Antes de cumplir treinta años, Ludwig Wittgenstein ya había proclamado, con la rotundidad de quien ha alcanzado la cima, que gracias a él todos los problemas del pensamiento estaban resueltos. Era 1918. El joven filósofo, prisionero de guerra en manos italianas, aprovechó el cautiverio para poner punto final a su trascendental obra: el Tractatus Logico-Philosophicus.
En ese libro, Wittgenstein trazó una frontera nítida entre los enunciados con verdadero significado -aquellos que pueden ser puestos a prueba- y los que solo simulan tenerlo, engañando así a la razón y a la cultura por pura apariencia. De su pluma surgió, además, una sentencia que ha trascendido el ámbito filosófico y se repite en incontables contextos: “De lo que no se puede hablar, es mejor callar”.
Tras sacudir los cimientos de la filosofía, Wittgenstein adoptó una postura radical: la coherencia, pensó, es una dolencia que a veces se adquiere con la edad. No le quedó entonces más remedio que alejarse de la filosofía. La angustia, junto con la obsesiva idea de acabar con su vida, lo empujaron a declarar que quería ganarse honestamente el sustento. Renunció a su enorme fortuna, entregándola con desdén a otros herederos acaudalados, y se marchó a enseñar en una remota provincia, lejos del bullicio intelectual.
Desafortunadamente, el brillante filósofo no encontró demasiada belleza entre los sencillos aldeanos. En una carta a uno de sus amigos, reportó que estos no le parecían “en absoluto personas, sino asquerosas larvas”.
Al cruzar la barrera de los cuarenta años, decidió finalmente regresar a Cambridge y se presentó allí luciendo su habitual pantalón de franela gris y sus toscos zapatos marrones. No tenía títulos oficiales ni recursos económicos. Lo poco que había ahorrado se esfumó rápidamente. Sus colegas le sugirieron recurrir a la generosidad de su familia, pero él rechazó la idea con firmeza: “Acepte, por favor, mi declaración escrita de que no solo tengo un buen número de parientes adinerados, sino que además estoy seguro de que me darían dinero si lo pidiera. Pero jamás les pediré un solo centavo”.
Wittgenstein era famoso por sus arrebatos de ira y su memoria rencorosa. Sin credenciales académicas, ni siquiera en el ambiente abierto de Cambridge era posible obtener una beca de investigación.
Fue entonces cuando Bertrand Russell, su antiguo maestro, propuso que presentara el Tractatus como tesis doctoral. Edward Moore y el propio Russell se dispusieron a examinarlo con filosas preguntas.
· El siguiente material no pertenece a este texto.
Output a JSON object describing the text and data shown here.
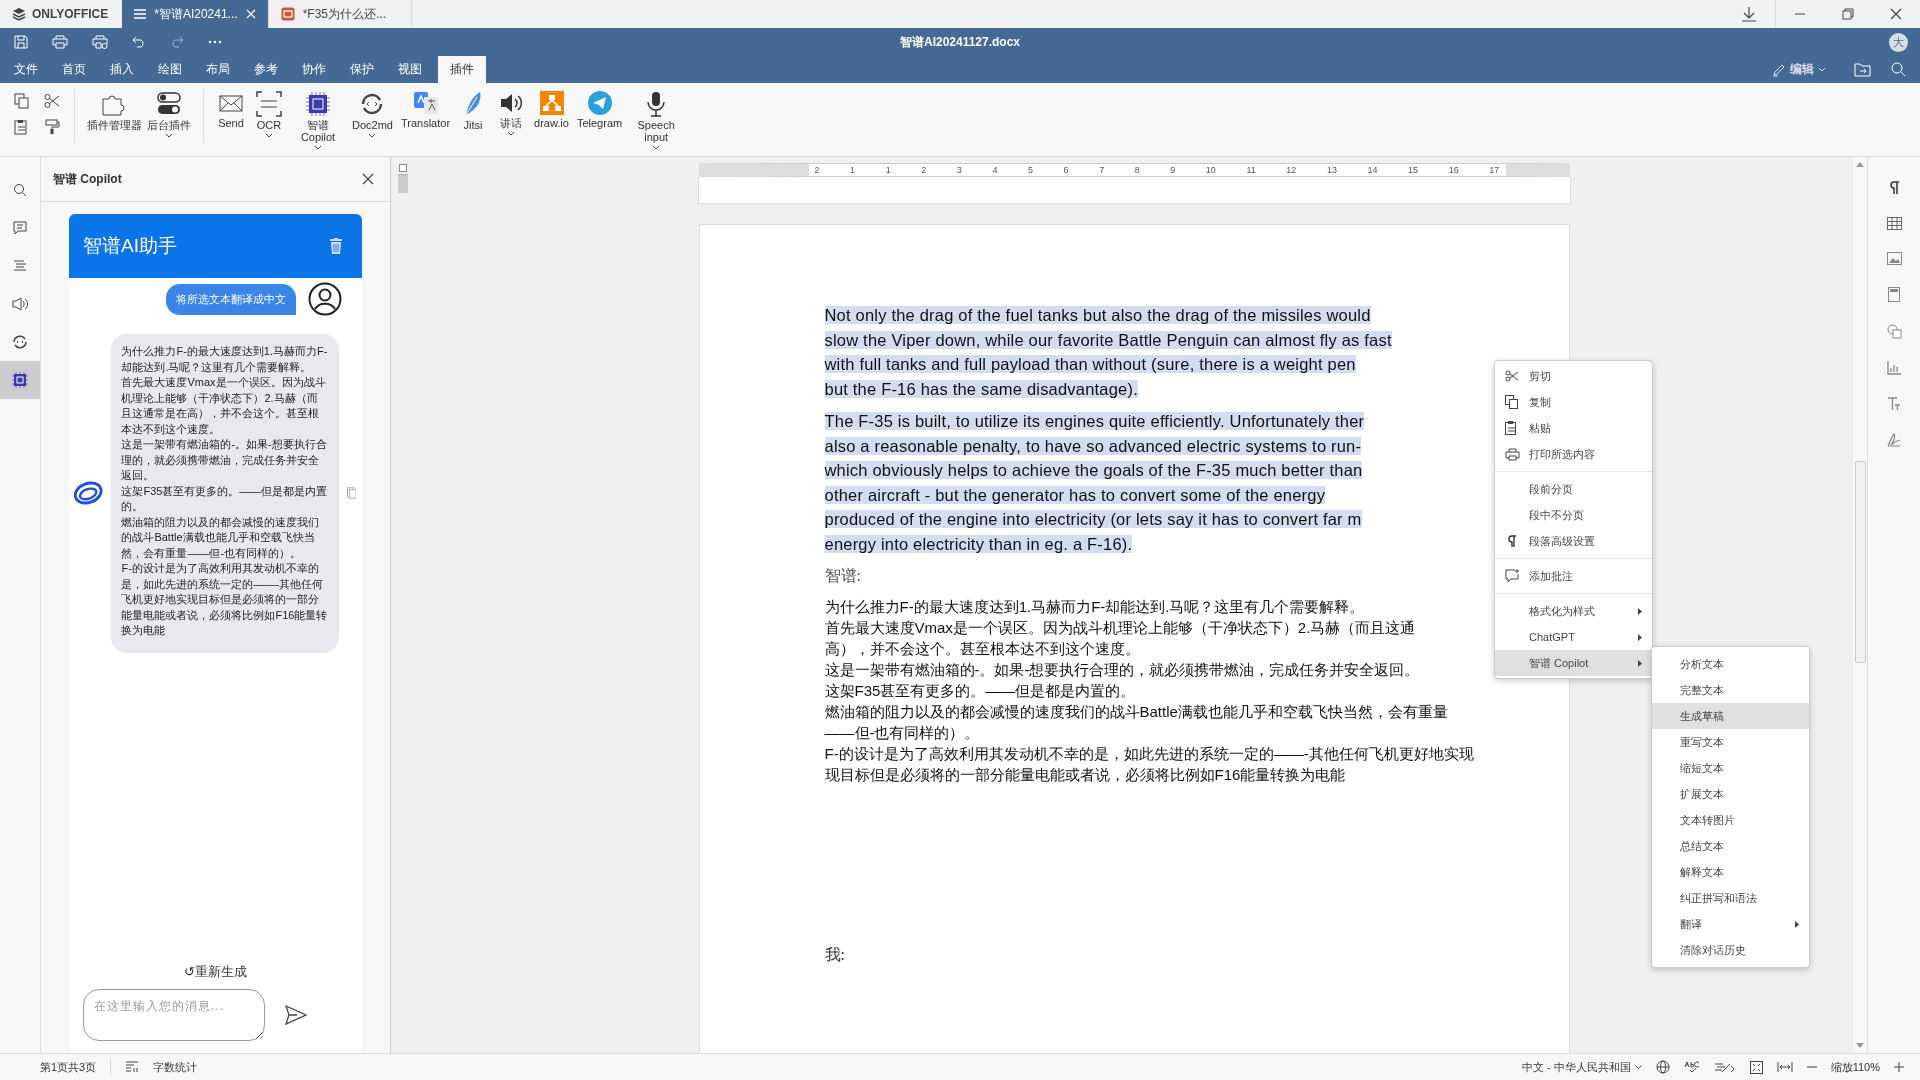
{
  "app": {
    "name": "ONLYOFFICE"
  },
  "tabs": [
    {
      "label": "*智谱AI20241...",
      "kind": "document",
      "selected": true
    },
    {
      "label": "*F35为什么还...",
      "kind": "presentation",
      "selected": false
    }
  ],
  "header": {
    "title": "智谱AI20241127.docx",
    "avatar": "大"
  },
  "menu_tabs": [
    {
      "label": "文件",
      "selected": false
    },
    {
      "label": "首页",
      "selected": false
    },
    {
      "label": "插入",
      "selected": false
    },
    {
      "label": "绘图",
      "selected": false
    },
    {
      "label": "布局",
      "selected": false
    },
    {
      "label": "参考",
      "selected": false
    },
    {
      "label": "协作",
      "selected": false
    },
    {
      "label": "保护",
      "selected": false
    },
    {
      "label": "视图",
      "selected": false
    },
    {
      "label": "插件",
      "selected": true
    }
  ],
  "edit_button": "编辑",
  "toolbar": [
    [
      {
        "label": "插件管理器",
        "kind": "puzzle",
        "caret": false
      },
      {
        "label": "后台插件",
        "kind": "toggles",
        "caret": true
      }
    ],
    [
      {
        "label": "Send",
        "kind": "mail",
        "caret": false
      },
      {
        "label": "OCR",
        "kind": "ocr",
        "caret": true
      },
      {
        "label": "智谱 Copilot",
        "kind": "ai",
        "caret": true
      },
      {
        "label": "Doc2md",
        "kind": "doc2md",
        "caret": true
      },
      {
        "label": "Translator",
        "kind": "translate",
        "caret": false
      },
      {
        "label": "Jitsi",
        "kind": "jitsi",
        "caret": false
      },
      {
        "label": "讲话",
        "kind": "speaker",
        "caret": true
      },
      {
        "label": "draw.io",
        "kind": "drawio",
        "caret": false
      },
      {
        "label": "Telegram",
        "kind": "telegram",
        "caret": false
      },
      {
        "label": "Speech input",
        "kind": "mic",
        "caret": true
      }
    ]
  ],
  "left_bar": [
    {
      "kind": "search",
      "selected": false
    },
    {
      "kind": "comment",
      "selected": false
    },
    {
      "kind": "headings",
      "selected": false
    },
    {
      "kind": "speaker",
      "selected": false
    },
    {
      "kind": "doc2md",
      "selected": false
    },
    {
      "kind": "ai",
      "selected": true
    }
  ],
  "panel": {
    "title": "智谱 Copilot",
    "assistant_title": "智谱AI助手",
    "user_message": "将所选文本翻译成中文",
    "reply": [
      "为什么推力F-的最大速度达到1.马赫而力F-却能达到.马呢？这里有几个需要解释。",
      "首先最大速度Vmax是一个误区。因为战斗机理论上能够（干净状态下）2.马赫（而且这通常是在高），并不会这个。甚至根本达不到这个速度。",
      "这是一架带有燃油箱的-。如果-想要执行合理的，就必须携带燃油，完成任务并安全返回。",
      "这架F35甚至有更多的。——但是都是内置的。",
      "燃油箱的阻力以及的都会减慢的速度我们的战斗Battle满载也能几乎和空载飞快当然，会有重量——但-也有同样的）。",
      "F-的设计是为了高效利用其发动机不幸的是，如此先进的系统一定的——-其他任何飞机更好地实现目标但是必须将的一部分能量电能或者说，必须将比例如F16能量转换为电能"
    ],
    "regenerate": "↺重新生成",
    "input": {
      "placeholder": "在这里输入您的消息..."
    }
  },
  "ruler": {
    "labels": [
      "2",
      "1",
      "1",
      "2",
      "3",
      "4",
      "5",
      "6",
      "7",
      "8",
      "9",
      "10",
      "11",
      "12",
      "13",
      "14",
      "15",
      "16",
      "17"
    ]
  },
  "document": {
    "paragraphs": [
      {
        "kind": "english",
        "selected": true,
        "lines": [
          "Not only the drag of the fuel tanks but also the drag of the missiles would",
          "slow the Viper down, while our favorite Battle Penguin can almost fly as fast",
          "with full tanks and full payload than without (sure, there is a weight pen",
          "but the F-16 has the same disadvantage)."
        ]
      },
      {
        "kind": "english",
        "selected": true,
        "lines": [
          "The F-35 is built, to utilize its engines quite efficiently. Unfortunately ther",
          "also a reasonable penalty, to have so advanced electric systems to run-",
          "which obviously helps to achieve the goals of the F-35 much better than",
          "other aircraft - but the generator has to convert some of the energy",
          "produced of the engine into electricity (or lets say it has to convert far m",
          "energy into electricity than in eg. a F-16)."
        ]
      },
      {
        "kind": "label",
        "selected": false,
        "lines": [
          "智谱:"
        ]
      },
      {
        "kind": "chinese",
        "selected": false,
        "lines": [
          "为什么推力F-的最大速度达到1.马赫而力F-却能达到.马呢？这里有几个需要解释。",
          "首先最大速度Vmax是一个误区。因为战斗机理论上能够（干净状态下）2.马赫（而且这通",
          "高），并不会这个。甚至根本达不到这个速度。",
          "这是一架带有燃油箱的-。如果-想要执行合理的，就必须携带燃油，完成任务并安全返回。",
          "这架F35甚至有更多的。——但是都是内置的。",
          "燃油箱的阻力以及的都会减慢的速度我们的战斗Battle满载也能几乎和空载飞快当然，会有重量",
          "——但-也有同样的）。",
          "F-的设计是为了高效利用其发动机不幸的是，如此先进的系统一定的——-其他任何飞机更好地实现",
          "现目标但是必须将的一部分能量电能或者说，必须将比例如F16能量转换为电能"
        ]
      },
      {
        "kind": "label_far",
        "selected": false,
        "lines": [
          "我:"
        ]
      }
    ]
  },
  "context_menu": {
    "groups": [
      [
        {
          "label": "剪切",
          "kind": "cut",
          "submenu": false,
          "selected": false
        },
        {
          "label": "复制",
          "kind": "copy",
          "submenu": false,
          "selected": false
        },
        {
          "label": "粘贴",
          "kind": "paste",
          "submenu": false,
          "selected": false
        },
        {
          "label": "打印所选内容",
          "kind": "print",
          "submenu": false,
          "selected": false
        }
      ],
      [
        {
          "label": "段前分页",
          "kind": "plain",
          "submenu": false,
          "selected": false
        },
        {
          "label": "段中不分页",
          "kind": "plain",
          "submenu": false,
          "selected": false
        },
        {
          "label": "段落高级设置",
          "kind": "paragraph",
          "submenu": false,
          "selected": false
        }
      ],
      [
        {
          "label": "添加批注",
          "kind": "comment",
          "submenu": false,
          "selected": false
        }
      ],
      [
        {
          "label": "格式化为样式",
          "kind": "plain",
          "submenu": true,
          "selected": false
        },
        {
          "label": "ChatGPT",
          "kind": "plain",
          "submenu": true,
          "selected": false
        },
        {
          "label": "智谱 Copilot",
          "kind": "plain",
          "submenu": true,
          "selected": true
        }
      ]
    ]
  },
  "submenu": [
    {
      "label": "分析文本",
      "submenu": false,
      "selected": false
    },
    {
      "label": "完整文本",
      "submenu": false,
      "selected": false
    },
    {
      "label": "生成草稿",
      "submenu": false,
      "selected": true
    },
    {
      "label": "重写文本",
      "submenu": false,
      "selected": false
    },
    {
      "label": "缩短文本",
      "submenu": false,
      "selected": false
    },
    {
      "label": "扩展文本",
      "submenu": false,
      "selected": false
    },
    {
      "label": "文本转图片",
      "submenu": false,
      "selected": false
    },
    {
      "label": "总结文本",
      "submenu": false,
      "selected": false
    },
    {
      "label": "解释文本",
      "submenu": false,
      "selected": false
    },
    {
      "label": "纠正拼写和语法",
      "submenu": false,
      "selected": false
    },
    {
      "label": "翻译",
      "submenu": true,
      "selected": false
    },
    {
      "label": "清除对话历史",
      "submenu": false,
      "selected": false
    }
  ],
  "right_bar": [
    {
      "kind": "pilcrow"
    },
    {
      "kind": "table"
    },
    {
      "kind": "image"
    },
    {
      "kind": "header"
    },
    {
      "kind": "shape"
    },
    {
      "kind": "chart"
    },
    {
      "kind": "textart"
    },
    {
      "kind": "signature"
    }
  ],
  "status_bar": {
    "page": "第1页共3页",
    "word_count": "字数统计",
    "language": "中文 - 中华人民共和国",
    "zoom": "缩放110%"
  }
}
Wittgenstein respondió: “Quizás este libro solo puedan comprenderlo aquellos que por sí solos hayan pensado los mismos o parecidos pensamientos a los que aquí se expresan”.
No ocultaba su escepticismo hacia el tribunal. De Edward Moore, considerado un lógico brillante, llegó a decir en privado que era “un excelente ejemplo de lo lejos que puede llegar un hombre carente de toda inteligencia”.
¿Cómo podría explicarles su famosa metáfora de la escalera de enunciados sin sentido, que hay que subir y luego desechar para ver el mundo con claridad meridiana?
Al final, Wittgenstein se levantó, cruzó la sala con paso lento y dijo: “No se preocupen, sé que jamás lo entenderán”.
Moore, encargado de redactar el informe, fue tajante: “En mi opinión personal, la tesis del señor Wittgenstein es la obra de un genio; pero, sea lo que fuere, alcanza el nivel requerido para el título de Cambridge de doctor en filosofía”.
Poco después, Wittgenstein obtuvo la imprescindible beca de investigación.